One of my clients was directly threatened by the White House and in essence compelled to withdraw its opposition to the deal under threat that the full force of the White House press corps would destroy its reputation if it continued to fight.

The most interesting thing about Lauria’s claim is that the Obama official threated to sic the White House Press Corps on offending “speculators.”

In theory, the White House Press Corps is an independent body, an arm of the press and not the Obama Administration. What would give this official the idea that the press corps would blindly do the administration’s bidding?

Perhaps the press could prove its independence by digging into this story a little bit deeper. (The White House has issued a blanket denial, but the varying accounts don’t add up.)

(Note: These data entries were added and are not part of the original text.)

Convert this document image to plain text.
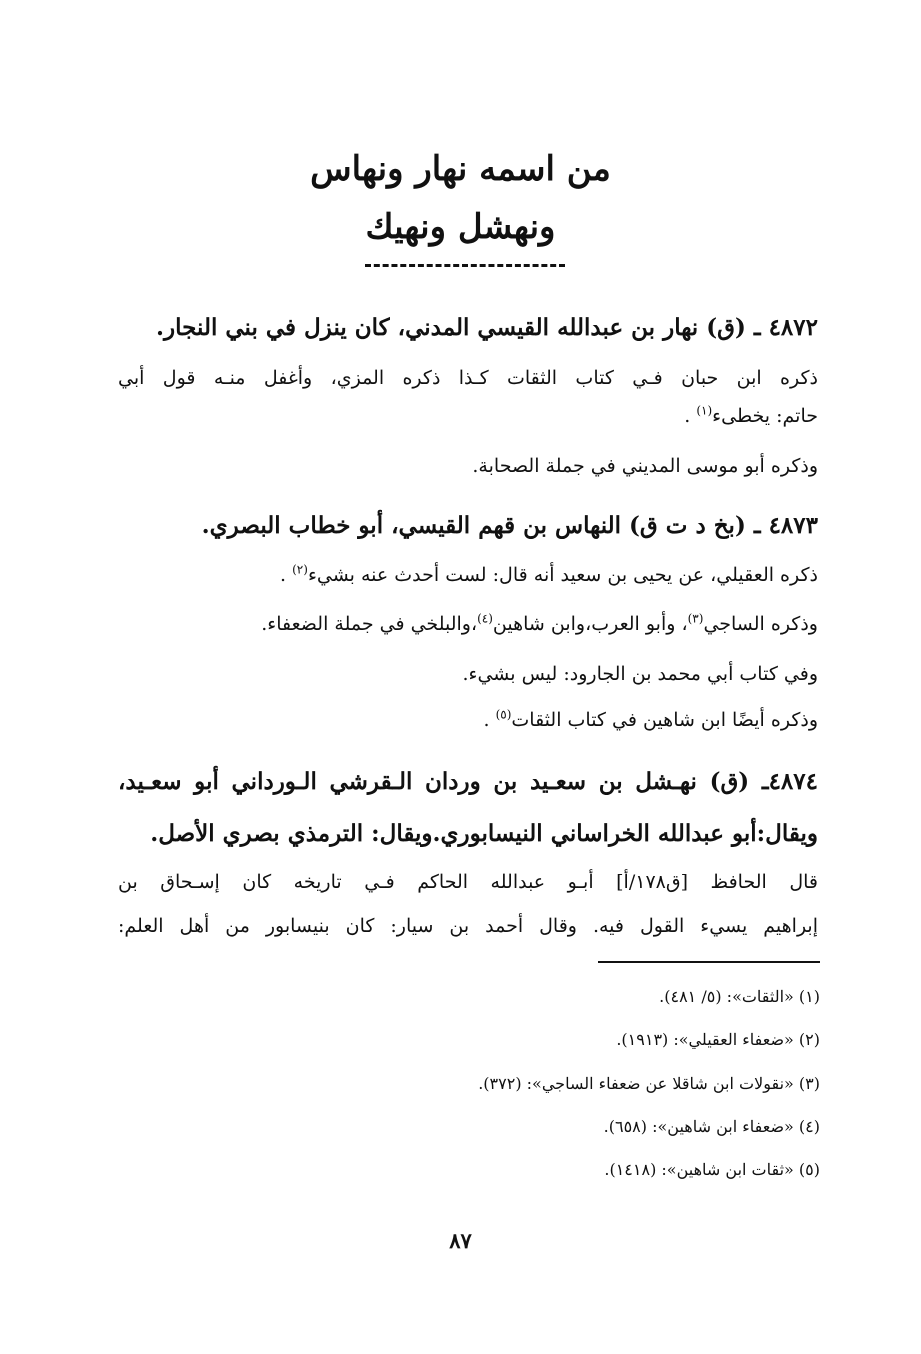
من اسمه نهار ونهاس
ونهشل ونهيك
٤٨٧٢ ـ (ق) نهار بن عبدالله القيسي المدني، كان ينزل في بني النجار.
ذكره ابن حبان فـي كتاب الثقات كـذا ذكره المزي، وأغفل منـه قول أبي
حاتم: يخطىء$^{(١)}$ .
وذكره أبو موسى المديني في جملة الصحابة.
٤٨٧٣ ـ (بخ د ت ق) النهاس بن قهم القيسي، أبو خطاب البصري.
ذكره العقيلي، عن يحيى بن سعيد أنه قال: لست أحدث عنه بشيء$^{(٢)}$ .
وذكره الساجي$^{(٣)}$، وأبو العرب،وابن شاهين$^{(٤)}$،والبلخي في جملة الضعفاء.
وفي كتاب أبي محمد بن الجارود: ليس بشيء.
وذكره أيضًا ابن شاهين في كتاب الثقات$^{(٥)}$ .
٤٨٧٤ـ (ق) نهـشل بن سعـيد بن وردان الـقرشي الـورداني أبو سعـيد،
ويقال:أبو عبدالله الخراساني النيسابوري.ويقال: الترمذي بصري الأصل.
قال الحافظ [ق١٧٨/أ] أبـو عبدالله الحاكم فـي تاريخه كان إسـحاق بن
إبراهيم يسيء القول فيه. وقال أحمد بن سيار: كان بنيسابور من أهل العلم:
(١) «الثقات»: (٥/ ٤٨١).
(٢) «ضعفاء العقيلي»: (١٩١٣).
(٣) «نقولات ابن شاقلا عن ضعفاء الساجي»: (٣٧٢).
(٤) «ضعفاء ابن شاهين»: (٦٥٨).
(٥) «ثقات ابن شاهين»: (١٤١٨).
٨٧
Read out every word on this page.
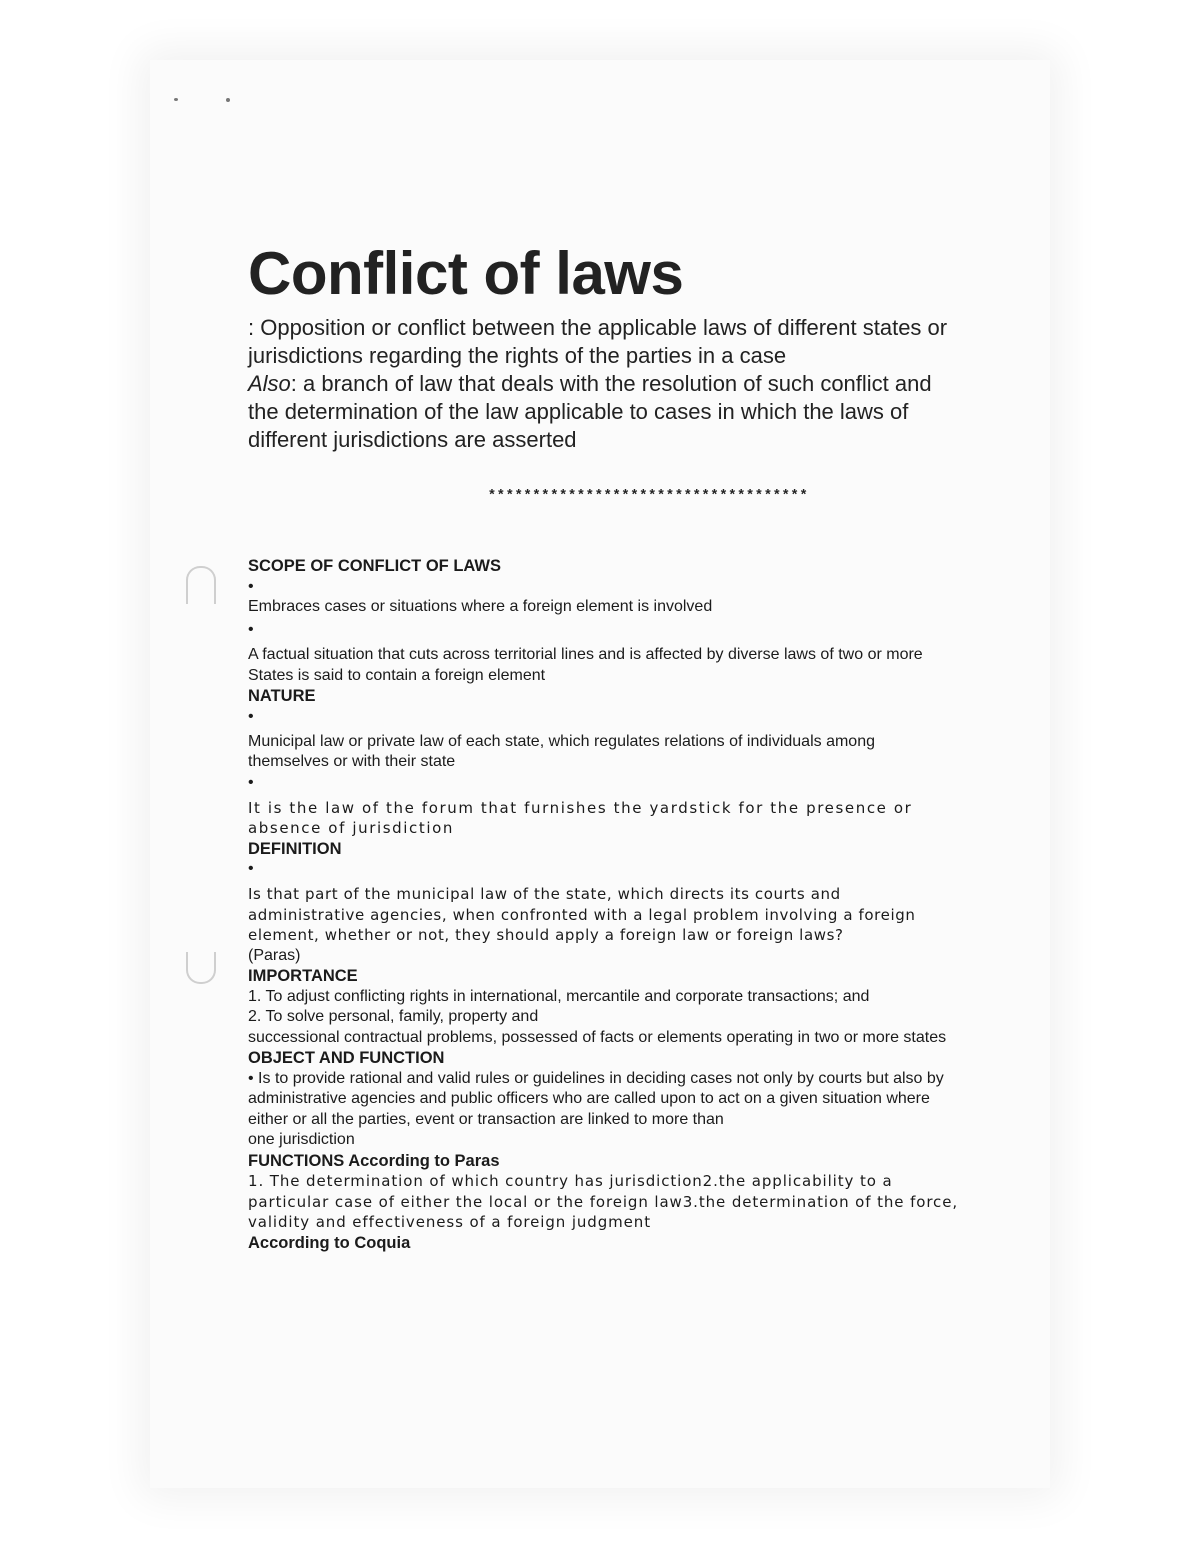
Conflict of laws

: Opposition or conflict between the applicable laws of different states or jurisdictions regarding the rights of the parties in a case
Also: a branch of law that deals with the resolution of such conflict and the determination of the law applicable to cases in which the laws of different jurisdictions are asserted

************************************

SCOPE OF CONFLICT OF LAWS

•

Embraces cases or situations where a foreign element is involved

•

A factual situation that cuts across territorial lines and is affected by diverse laws of two or more States is said to contain a foreign element

NATURE

•

Municipal law or private law of each state, which regulates relations of individuals among themselves or with their state

•

It is the law of the forum that furnishes the yardstick for the presence or absence of jurisdiction

DEFINITION

•

Is that part of the municipal law of the state, which directs its courts and administrative agencies, when confronted with a legal problem involving a foreign element, whether or not, they should apply a foreign law or foreign laws?

(Paras)

IMPORTANCE

1. To adjust conflicting rights in international, mercantile and corporate transactions; and

2. To solve personal, family, property and

successional contractual problems, possessed of facts or elements operating in two or more states

OBJECT AND FUNCTION

• Is to provide rational and valid rules or guidelines in deciding cases not only by courts but also by administrative agencies and public officers who are called upon to act on a given situation where either or all the parties, event or transaction are linked to more than

one jurisdiction

FUNCTIONS According to Paras

1. The determination of which country has jurisdiction2.the applicability to a particular case of either the local or the foreign law3.the determination of the force, validity and effectiveness of a foreign judgment

According to Coquia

Nevertheless, I can certainly understand why an administration official might mistakenly conclude the hard-hitting media was merely an extension of Barack Obama’s PR apparatus.

Just because the media is trying to convince everyone that Barack Obama is the most popular president in American history doesn’t make it true:

Gallup reports that 56% of the public believes that Obama is doing an excellent/good job. Gallup reported 62% approved of George W. Bush’s job performance after the first 100 days.

I don’t put much stock in polls; careful tweaking of words and phrasing are well-known ways to produce whatever outcome you might want to see. The media seem to be obsessed with polling, though, so we should at least be aware of the games they’re playing.

And if Obama’s about as popular as Bush was at the same point in is presidency, how popular with Obama be by the time he leaves office?